Maison Villeroy: A Whisper of Nobility in the 8th
Tucked discreetly into Rue Jean Goujon, where Paris elegance no longer needs to announce itself, stands a hôtel particulier that doesn’t reach for grandeur — it is grandeur, remembered. Maison Villeroy is not a hotel in the ordinary sense, but rather a private residence that has been exquisitely awakened.
Originally a neoclassical mansion of a noble French industrial family, it now receives only a handful of guests at a time — as if guarding the integrity of its original purpose. Marble mantels, inlaid parquet, hushed hallways lit like jewelry boxes. The tone here is ceremonial but never cold. Service is invisible, yet everywhere. One does not stay here so much as one inhabits.
It is a place for those who already belong — not because of wealth, but because of understanding.
“After walking the city’s limestone spine from morning to dusk, one returns… to be gently returned to oneself.”
- And so the cape was laid across the arm of a bergère in the Villeroy Suite, where the light fell softly onto silk curtains and Baccarat glass. Days passed in silence — not the absence of sound, but the presence of serenity.
In the evening, a quiet table at Trente-Trois, where the Michelin-starred chef sends out a sequence of dishes like whispers: delicate, deliberate, divine. After walking the city’s limestone spine from morning to dusk, one returns, unlaces, and descends into the spa — to be unknotted, calmed, and gently returned to oneself. Here, even time behaves — unhurried, well-mannered, impeccably dressed.

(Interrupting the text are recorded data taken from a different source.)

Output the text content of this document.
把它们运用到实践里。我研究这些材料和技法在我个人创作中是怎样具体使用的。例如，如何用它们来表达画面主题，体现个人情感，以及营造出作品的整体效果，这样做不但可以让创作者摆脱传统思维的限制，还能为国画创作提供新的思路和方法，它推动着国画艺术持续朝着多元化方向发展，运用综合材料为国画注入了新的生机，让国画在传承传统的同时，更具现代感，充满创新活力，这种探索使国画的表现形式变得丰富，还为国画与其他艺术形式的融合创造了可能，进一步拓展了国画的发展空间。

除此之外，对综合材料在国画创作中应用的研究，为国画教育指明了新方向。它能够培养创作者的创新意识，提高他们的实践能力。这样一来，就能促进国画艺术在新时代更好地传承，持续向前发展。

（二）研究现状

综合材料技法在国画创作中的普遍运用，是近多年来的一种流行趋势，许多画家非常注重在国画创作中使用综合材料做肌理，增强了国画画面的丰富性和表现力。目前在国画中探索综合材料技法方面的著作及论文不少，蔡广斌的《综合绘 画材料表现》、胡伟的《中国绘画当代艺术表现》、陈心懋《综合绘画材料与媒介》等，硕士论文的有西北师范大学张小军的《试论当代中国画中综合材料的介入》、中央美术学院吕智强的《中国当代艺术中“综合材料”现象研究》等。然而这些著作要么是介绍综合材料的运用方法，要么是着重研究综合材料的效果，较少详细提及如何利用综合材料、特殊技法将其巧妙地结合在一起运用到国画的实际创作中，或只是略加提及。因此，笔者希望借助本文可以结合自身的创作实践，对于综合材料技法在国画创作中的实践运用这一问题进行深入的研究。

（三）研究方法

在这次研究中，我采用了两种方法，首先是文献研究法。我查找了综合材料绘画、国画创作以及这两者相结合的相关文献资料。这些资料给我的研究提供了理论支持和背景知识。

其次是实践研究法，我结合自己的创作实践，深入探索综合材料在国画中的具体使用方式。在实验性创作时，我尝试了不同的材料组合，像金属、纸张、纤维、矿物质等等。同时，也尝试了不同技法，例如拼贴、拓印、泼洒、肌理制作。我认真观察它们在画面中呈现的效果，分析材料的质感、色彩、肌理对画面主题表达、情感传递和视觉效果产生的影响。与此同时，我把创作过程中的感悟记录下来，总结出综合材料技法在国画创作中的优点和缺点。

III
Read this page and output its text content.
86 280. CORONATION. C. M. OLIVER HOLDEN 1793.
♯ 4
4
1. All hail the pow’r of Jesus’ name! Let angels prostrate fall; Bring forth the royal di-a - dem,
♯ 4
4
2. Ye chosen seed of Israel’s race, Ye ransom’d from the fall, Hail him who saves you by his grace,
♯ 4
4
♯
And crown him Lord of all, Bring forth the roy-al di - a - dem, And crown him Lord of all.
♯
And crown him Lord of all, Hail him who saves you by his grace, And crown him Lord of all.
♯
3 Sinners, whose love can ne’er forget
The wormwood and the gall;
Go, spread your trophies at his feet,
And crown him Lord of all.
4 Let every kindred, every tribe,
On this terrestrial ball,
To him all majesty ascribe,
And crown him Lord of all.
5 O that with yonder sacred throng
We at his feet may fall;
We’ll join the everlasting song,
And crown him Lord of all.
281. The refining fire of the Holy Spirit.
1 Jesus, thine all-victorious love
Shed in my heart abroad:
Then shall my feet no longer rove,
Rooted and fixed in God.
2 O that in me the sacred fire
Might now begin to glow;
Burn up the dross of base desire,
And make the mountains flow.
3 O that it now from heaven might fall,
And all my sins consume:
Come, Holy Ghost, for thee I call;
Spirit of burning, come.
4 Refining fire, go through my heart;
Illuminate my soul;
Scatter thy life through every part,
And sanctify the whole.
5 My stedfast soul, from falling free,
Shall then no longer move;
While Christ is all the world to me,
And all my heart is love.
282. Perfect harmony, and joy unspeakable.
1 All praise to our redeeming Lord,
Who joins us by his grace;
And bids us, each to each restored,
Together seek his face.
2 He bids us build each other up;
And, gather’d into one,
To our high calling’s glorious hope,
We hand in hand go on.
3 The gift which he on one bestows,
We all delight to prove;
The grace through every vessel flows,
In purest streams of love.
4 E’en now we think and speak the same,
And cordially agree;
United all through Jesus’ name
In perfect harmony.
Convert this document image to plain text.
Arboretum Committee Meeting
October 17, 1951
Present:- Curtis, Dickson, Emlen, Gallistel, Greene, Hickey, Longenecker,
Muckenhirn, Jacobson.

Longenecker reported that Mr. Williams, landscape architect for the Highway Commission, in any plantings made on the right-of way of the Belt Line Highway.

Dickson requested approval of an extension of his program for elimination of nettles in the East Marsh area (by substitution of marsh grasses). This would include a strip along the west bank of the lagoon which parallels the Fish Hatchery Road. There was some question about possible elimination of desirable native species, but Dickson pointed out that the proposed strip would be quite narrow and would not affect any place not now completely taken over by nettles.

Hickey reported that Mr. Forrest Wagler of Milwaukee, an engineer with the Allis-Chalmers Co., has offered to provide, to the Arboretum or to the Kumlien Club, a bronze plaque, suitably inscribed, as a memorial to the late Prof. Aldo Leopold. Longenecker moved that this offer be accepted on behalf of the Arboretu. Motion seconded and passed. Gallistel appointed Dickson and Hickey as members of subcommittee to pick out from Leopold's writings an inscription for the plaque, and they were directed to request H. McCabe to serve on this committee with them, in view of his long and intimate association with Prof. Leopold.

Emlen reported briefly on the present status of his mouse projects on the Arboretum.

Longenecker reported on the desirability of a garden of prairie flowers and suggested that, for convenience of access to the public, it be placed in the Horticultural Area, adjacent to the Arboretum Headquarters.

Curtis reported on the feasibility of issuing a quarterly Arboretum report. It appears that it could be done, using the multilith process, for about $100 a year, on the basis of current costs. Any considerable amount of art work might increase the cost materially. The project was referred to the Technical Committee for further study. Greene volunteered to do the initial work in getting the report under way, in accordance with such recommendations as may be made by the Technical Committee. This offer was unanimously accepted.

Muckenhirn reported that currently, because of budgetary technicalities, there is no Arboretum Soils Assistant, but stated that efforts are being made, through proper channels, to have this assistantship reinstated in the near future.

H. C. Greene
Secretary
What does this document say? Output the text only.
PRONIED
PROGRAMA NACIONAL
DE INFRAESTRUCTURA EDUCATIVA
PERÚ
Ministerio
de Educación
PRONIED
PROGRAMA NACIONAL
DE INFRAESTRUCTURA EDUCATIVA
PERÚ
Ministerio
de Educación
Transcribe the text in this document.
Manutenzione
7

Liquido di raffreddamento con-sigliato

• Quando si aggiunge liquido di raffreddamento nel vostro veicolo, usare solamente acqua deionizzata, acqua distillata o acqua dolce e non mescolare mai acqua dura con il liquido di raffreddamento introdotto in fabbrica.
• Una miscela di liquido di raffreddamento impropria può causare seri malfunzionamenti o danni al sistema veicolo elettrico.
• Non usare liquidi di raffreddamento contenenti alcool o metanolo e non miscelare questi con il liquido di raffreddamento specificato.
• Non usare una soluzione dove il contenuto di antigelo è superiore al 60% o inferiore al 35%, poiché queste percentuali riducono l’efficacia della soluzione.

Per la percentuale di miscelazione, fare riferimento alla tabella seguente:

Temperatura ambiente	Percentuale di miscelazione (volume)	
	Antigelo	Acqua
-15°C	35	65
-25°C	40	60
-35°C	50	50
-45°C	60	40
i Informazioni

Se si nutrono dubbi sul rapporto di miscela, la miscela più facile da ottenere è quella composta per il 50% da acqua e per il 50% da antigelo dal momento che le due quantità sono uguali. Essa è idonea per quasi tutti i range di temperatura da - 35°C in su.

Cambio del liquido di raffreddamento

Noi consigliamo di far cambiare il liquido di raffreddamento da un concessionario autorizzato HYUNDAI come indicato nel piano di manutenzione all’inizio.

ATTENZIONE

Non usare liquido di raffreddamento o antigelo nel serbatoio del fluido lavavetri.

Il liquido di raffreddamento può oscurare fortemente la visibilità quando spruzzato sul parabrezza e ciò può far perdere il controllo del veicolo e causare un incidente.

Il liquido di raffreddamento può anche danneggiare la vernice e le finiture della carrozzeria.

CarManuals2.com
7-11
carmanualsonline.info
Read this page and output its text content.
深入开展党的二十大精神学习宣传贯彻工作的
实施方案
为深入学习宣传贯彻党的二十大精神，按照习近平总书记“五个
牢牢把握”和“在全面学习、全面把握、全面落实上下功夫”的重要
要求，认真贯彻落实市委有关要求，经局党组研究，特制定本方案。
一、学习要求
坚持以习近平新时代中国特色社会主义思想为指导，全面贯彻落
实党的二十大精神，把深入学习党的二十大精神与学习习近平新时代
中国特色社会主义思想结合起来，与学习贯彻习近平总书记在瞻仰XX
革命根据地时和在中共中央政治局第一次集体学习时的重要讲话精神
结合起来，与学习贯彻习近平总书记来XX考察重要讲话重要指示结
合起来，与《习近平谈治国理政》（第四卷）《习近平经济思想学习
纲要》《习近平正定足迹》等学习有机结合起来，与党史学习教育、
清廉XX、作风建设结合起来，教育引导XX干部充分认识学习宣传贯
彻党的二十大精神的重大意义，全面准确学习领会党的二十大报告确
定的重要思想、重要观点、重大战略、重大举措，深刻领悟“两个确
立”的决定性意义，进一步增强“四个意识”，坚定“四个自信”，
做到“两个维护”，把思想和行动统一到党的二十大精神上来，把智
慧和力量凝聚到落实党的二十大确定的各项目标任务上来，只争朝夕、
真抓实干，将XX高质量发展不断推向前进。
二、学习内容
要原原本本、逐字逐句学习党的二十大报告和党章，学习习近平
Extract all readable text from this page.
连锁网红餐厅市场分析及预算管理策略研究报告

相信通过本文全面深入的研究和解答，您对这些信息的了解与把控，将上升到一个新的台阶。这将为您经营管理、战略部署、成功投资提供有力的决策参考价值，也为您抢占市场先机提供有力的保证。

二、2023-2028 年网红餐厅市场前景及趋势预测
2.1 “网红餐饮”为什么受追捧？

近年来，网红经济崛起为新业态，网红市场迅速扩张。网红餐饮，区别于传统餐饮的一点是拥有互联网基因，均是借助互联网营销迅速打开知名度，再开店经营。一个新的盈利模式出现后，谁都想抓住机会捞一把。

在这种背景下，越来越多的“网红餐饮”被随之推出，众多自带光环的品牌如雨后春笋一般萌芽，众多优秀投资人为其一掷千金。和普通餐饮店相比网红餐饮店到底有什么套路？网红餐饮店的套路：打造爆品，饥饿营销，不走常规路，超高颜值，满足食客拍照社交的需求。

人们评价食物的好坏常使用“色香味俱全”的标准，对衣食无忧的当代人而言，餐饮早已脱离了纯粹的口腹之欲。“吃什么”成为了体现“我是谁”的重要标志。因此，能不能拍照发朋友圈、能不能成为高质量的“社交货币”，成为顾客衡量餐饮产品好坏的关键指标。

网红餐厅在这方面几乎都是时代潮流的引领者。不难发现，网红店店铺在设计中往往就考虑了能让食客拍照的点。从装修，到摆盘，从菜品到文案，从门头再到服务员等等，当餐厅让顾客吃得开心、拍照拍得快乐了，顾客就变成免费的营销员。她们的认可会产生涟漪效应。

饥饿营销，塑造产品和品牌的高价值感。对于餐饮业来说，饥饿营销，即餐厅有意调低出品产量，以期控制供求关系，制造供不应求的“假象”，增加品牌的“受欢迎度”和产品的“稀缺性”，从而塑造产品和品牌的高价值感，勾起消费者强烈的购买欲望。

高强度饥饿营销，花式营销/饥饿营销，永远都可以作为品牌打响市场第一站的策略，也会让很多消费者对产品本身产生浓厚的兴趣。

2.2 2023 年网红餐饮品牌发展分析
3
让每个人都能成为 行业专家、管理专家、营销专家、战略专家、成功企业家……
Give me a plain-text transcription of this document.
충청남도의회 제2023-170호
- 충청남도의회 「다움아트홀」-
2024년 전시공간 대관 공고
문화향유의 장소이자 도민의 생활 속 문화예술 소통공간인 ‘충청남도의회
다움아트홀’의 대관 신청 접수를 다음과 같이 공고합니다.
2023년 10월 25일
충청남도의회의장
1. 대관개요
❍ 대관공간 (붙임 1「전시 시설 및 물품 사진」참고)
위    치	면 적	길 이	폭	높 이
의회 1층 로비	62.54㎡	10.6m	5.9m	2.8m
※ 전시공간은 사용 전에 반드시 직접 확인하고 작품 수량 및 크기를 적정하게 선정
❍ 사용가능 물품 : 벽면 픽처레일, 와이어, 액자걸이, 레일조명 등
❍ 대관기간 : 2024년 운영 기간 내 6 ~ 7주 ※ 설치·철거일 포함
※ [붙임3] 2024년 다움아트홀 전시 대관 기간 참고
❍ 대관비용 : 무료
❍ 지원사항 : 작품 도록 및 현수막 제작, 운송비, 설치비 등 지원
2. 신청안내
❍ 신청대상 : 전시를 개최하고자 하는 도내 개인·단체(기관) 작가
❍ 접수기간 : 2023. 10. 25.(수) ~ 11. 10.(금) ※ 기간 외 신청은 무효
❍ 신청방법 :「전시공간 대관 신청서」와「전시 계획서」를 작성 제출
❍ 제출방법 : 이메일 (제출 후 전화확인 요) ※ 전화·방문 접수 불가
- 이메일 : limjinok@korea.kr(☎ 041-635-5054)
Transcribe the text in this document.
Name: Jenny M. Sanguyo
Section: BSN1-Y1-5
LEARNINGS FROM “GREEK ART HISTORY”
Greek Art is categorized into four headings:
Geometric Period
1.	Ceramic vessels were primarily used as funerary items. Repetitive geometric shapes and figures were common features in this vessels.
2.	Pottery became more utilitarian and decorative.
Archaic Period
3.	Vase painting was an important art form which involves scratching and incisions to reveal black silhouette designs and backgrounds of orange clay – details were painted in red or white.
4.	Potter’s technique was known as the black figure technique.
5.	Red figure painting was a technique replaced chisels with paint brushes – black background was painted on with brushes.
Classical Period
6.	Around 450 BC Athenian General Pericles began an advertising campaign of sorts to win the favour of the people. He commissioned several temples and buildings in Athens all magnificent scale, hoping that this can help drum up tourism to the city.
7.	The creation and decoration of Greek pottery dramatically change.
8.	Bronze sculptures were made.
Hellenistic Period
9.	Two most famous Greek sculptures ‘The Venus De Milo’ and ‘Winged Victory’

J.K. Place – Rue de Lille - A Townhouse for the Initiated
Rue de Lille, 7ᵉ arrondissement
Tucked behind the quiet, gallery-lined hush of Rue de Lille, a Parisian door barely signals its presence. There is no fanfare. No red carpet. Only a linen awning and a gesture—a knowing pause for those who know where they’re going.
Once an embassy, now a hôtel particulier reborn, J.K. Place Paris isn’t hospitality. It is discretion, designed. Its rooms, just a few, are not numbered in the usual way—they are named, held, felt. The house retains its original bones, now softened by Michele Bönan’s sculptural warmth: Italian modernism wrapped in Parisian stillness. Low lighting, paneled walls, velvets that breathe. Books not arranged, but read. Objects not placed, but kept.
This is the French capital as only insiders experience it—not as a performance, but as inheritance.
Downstairs, Casa Tua offers the kind of intimacy only found in remembered places. Candlelit, wood-panelled, utterly human. A Milanese whisper with a Florentine pulse—simple dishes served with reverence, not ceremony. Burrata that arrives like a secret. A martini with gravitas.
Upstairs, time alters its pace. The spa, scented lightly with Florentine oils, invites nothing more than a return to oneself. There are no marble stages here—just quiet rituals of restoration, carried out in near silence. The steam, the massage, the low hum of refinement. One comes undone with dignity.
"There are houses that receive you. And houses that reflect you."
– The cape, that morning, lay over a sculpted banquette near the fire. It had no need to be hung. It, too, belonged. From the suite to the book-filled lounge, it moved as I did—effortlessly, as if it had always been part of the place. The air was warm with cedar and something more elusive—perhaps serenity, perhaps style.
J.K. Place does not insist. It offers. And those who come don’t visit—they remember.